Il y a eu une forte abstention des jeunes notamment ceux qui ont fait la révolution. Et c’est compréhensible. Ces jeunes cherchent d’abord du travail et de meilleures perspectives d’avenir. Pour  eux, les thématiques  relatives à  l’islamisme et à l’identité ne sont plus mobilisatrices. Ceci d’autant plus que la scène politique est accaparée par des hommes politiques dont la moyenne d’âge dépasse les 40 ans. Ces jeunes n’ont rien vu venir pendant ces trois ans du gouvernement de la troika. Il n’y a pas eu de projets à même de réduire le chômage ou de leur redonner espoir. Je comprends donc pourquoi certains jeunes ne se retrouvent plus dans la politique et que certains d’entre eux se radicalisent et choisissent la voie du terrorisme. 
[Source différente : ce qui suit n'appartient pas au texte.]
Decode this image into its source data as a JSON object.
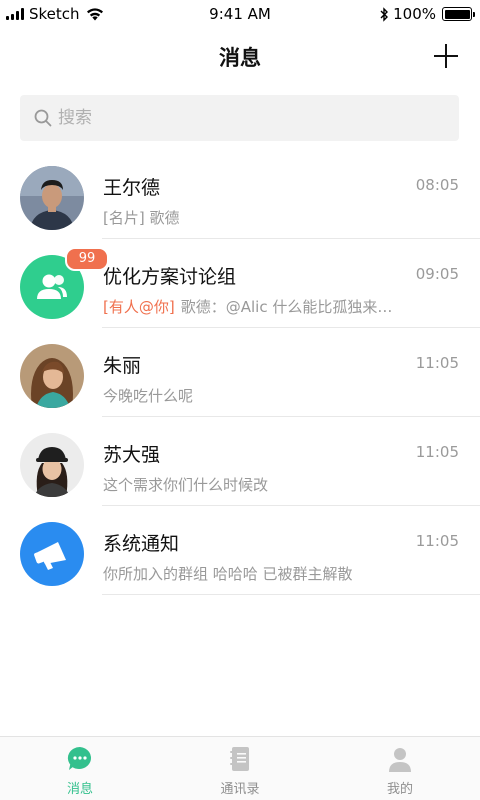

… Et les islamistes dans tout cela ? 

Les islamistes sont toujours présents sur la scène politique. Ennahda est la deuxième force politique. Les islamistes ont décidé de se mettre en retrait, de se réorganiser et de travailler dans les régions où ils n’ont pas enregistré de bons scores. Ils ont de la bonne volonté mais ils n’ont pas l’expérience requise pour gérer un pays. Et ça se comprend. Leurs cadres ont, de tout temps, été poursuivis, persécutés, emprisonnés et exilés. Mais il est fort possible qu’Ennahda revienne en force lors des prochaines élections, mais en attendant  j’espère qu’ils adopteront une approche constructive face à Nidaa Tounes, et ce pour le bien du pays, car toute confrontation risquerait d’avoir des conséquences fâcheuses pour la Tunisie. 

Etes-vous optimistes quant à l’avenir de votre pays ?

Je demeure optimiste même si on n’est pas encore sorti de la crise. Il nous faudra encore du temps et beaucoup de travail pour y arriver. Mais je suis sûr que notre pays fera la différence dans le monde arabe.